Natural springs are rare in this part of Florida. They are an unusual gift, wherever they occur. There is one here at Longleaf that begins right on our easternmost property line. It forms a small pool, then goes through a culvert under our driveway to bisect the upper portion of the property and run darkly through the woods, braiding itself under the ground, then up, and then under again.
There are ferns, flowers and darting fish along that mystical-seeming watery ribbon. Shafts of sunlight spear themselves into the swamp’s dark heart.
It draws me. I hear its burbling call every time I walk to the gate.
Most of the year, I cannot answer the call, because the heat of summer brings wicked briars, ground rattlers and the occasional cottonmouth moccasin with an attitude.
Then, from mid-December through mid-February, deer hunting season makes that territory verboten for a wandering woman and her furry brown dog.
Buck and our friend Harold don’t hunt in the swamp. Really, they don’t hunt much at all. Buck goes to a stand and writes his book in his head while he enjoys watching the deer, or like today, a big he-coon and two turkey gobblers. One six point buck whitetail has gotten so comfortable on his food plot that he walks underneath the shooting house to graze, then out again to feed in plain view, bold as thunder.
Next Wednesday, February 18, is the end of the regular rifle season for deer hunting. Bow and black powder season will still be in for several more weeks.
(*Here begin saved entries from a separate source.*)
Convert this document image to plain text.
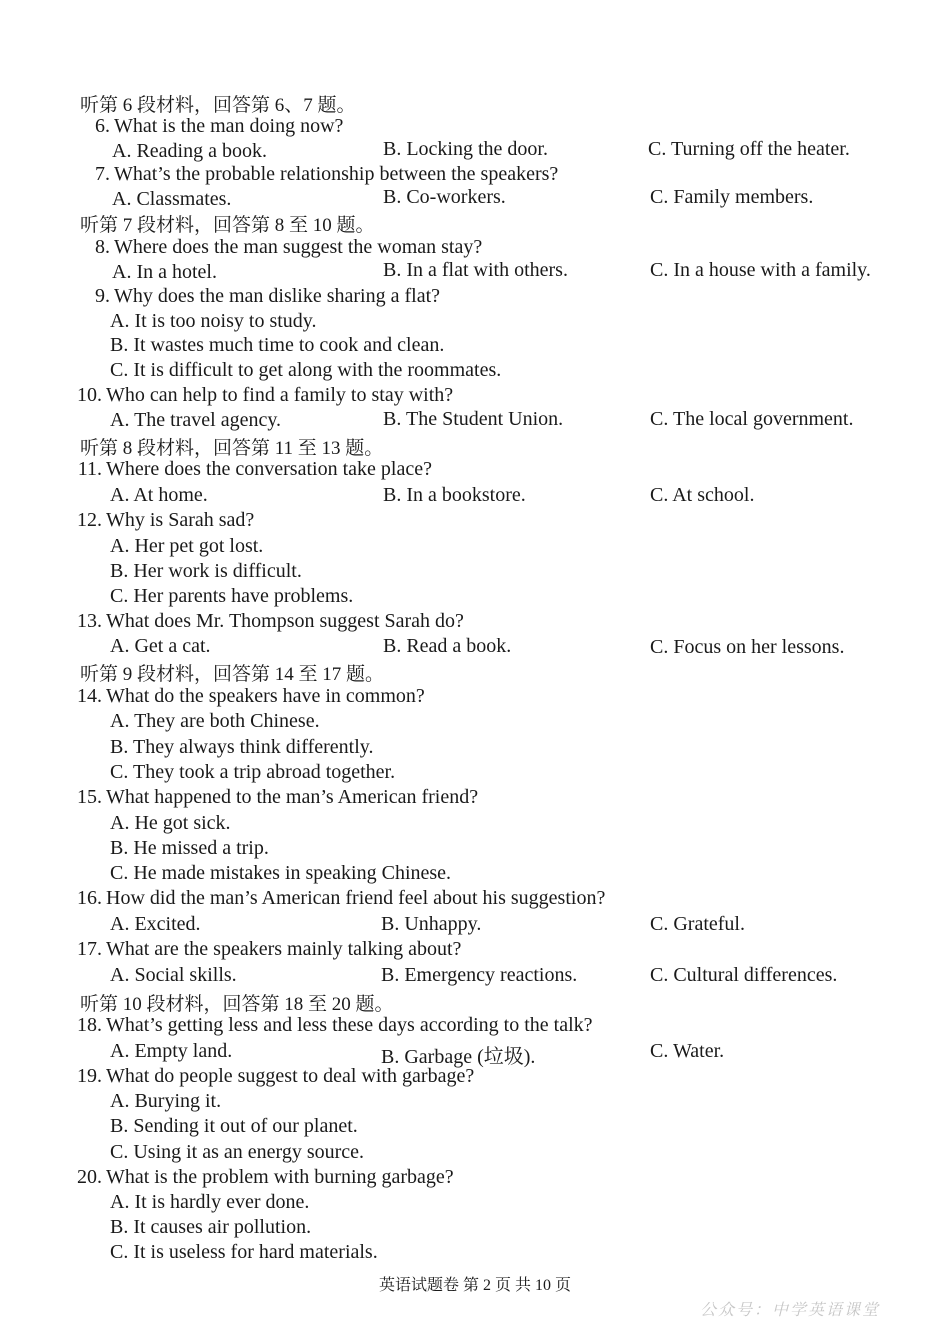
听第 6 段材料，回答第 6、7 题。
6. What is the man doing now?
A. Reading a book.	B. Locking the door.	C. Turning off the heater.
7. What’s the probable relationship between the speakers?
A. Classmates.	B. Co-workers.	C. Family members.
听第 7 段材料，回答第 8 至 10 题。
8. Where does the man suggest the woman stay?
A. In a hotel.	B. In a flat with others.	C. In a house with a family.
9. Why does the man dislike sharing a flat?
A. It is too noisy to study.
B. It wastes much time to cook and clean.
C. It is difficult to get along with the roommates.
10. Who can help to find a family to stay with?
A. The travel agency.	B. The Student Union.	C. The local government.
听第 8 段材料，回答第 11 至 13 题。
11. Where does the conversation take place?
A. At home.	B. In a bookstore.	C. At school.
12. Why is Sarah sad?
A. Her pet got lost.
B. Her work is difficult.
C. Her parents have problems.
13. What does Mr. Thompson suggest Sarah do?
A. Get a cat.	B. Read a book.	C. Focus on her lessons.
听第 9 段材料，回答第 14 至 17 题。
14. What do the speakers have in common?
A. They are both Chinese.
B. They always think differently.
C. They took a trip abroad together.
15. What happened to the man’s American friend?
A. He got sick.
B. He missed a trip.
C. He made mistakes in speaking Chinese.
16. How did the man’s American friend feel about his suggestion?
A. Excited.	B. Unhappy.	C. Grateful.
17. What are the speakers mainly talking about?
A. Social skills.	B. Emergency reactions.	C. Cultural differences.
听第 10 段材料，回答第 18 至 20 题。
18. What’s getting less and less these days according to the talk?
A. Empty land.	B. Garbage (垃圾).	C. Water.
19. What do people suggest to deal with garbage?
A. Burying it.
B. Sending it out of our planet.
C. Using it as an energy source.
20. What is the problem with burning garbage?
A. It is hardly ever done.
B. It causes air pollution.
C. It is useless for hard materials.
英语试题卷 第 2 页 共 10 页
公众号：中学英语课堂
After Wednesday, I can go walk around the woods, and even in the swamp, as long as I leave Maggie at home and wear some hunter orange. It’s our land, but end of season poaching meat hunters aren’t looking for rack buck trophies, but food for the freezer.
I’ll wear rubber boots, take along some Deep Woods Off to warn away mosquitoes, my camera, my five shot Lady Smith 38 Special, and my swamp guide (Buck).
The wild blueberries think there won’t be another freeze. Their transparent bell-like blooms, the thin red clapper lying at half mast, have enlivened the woods, just in the last week.
This year, delivery on the promise of spring is keenly yearned-for by everyone. I’ll go to the depths of the swamp to find it, to bring back a bucket of that fecund black muck with captured spores of ferns, of lilies, of life.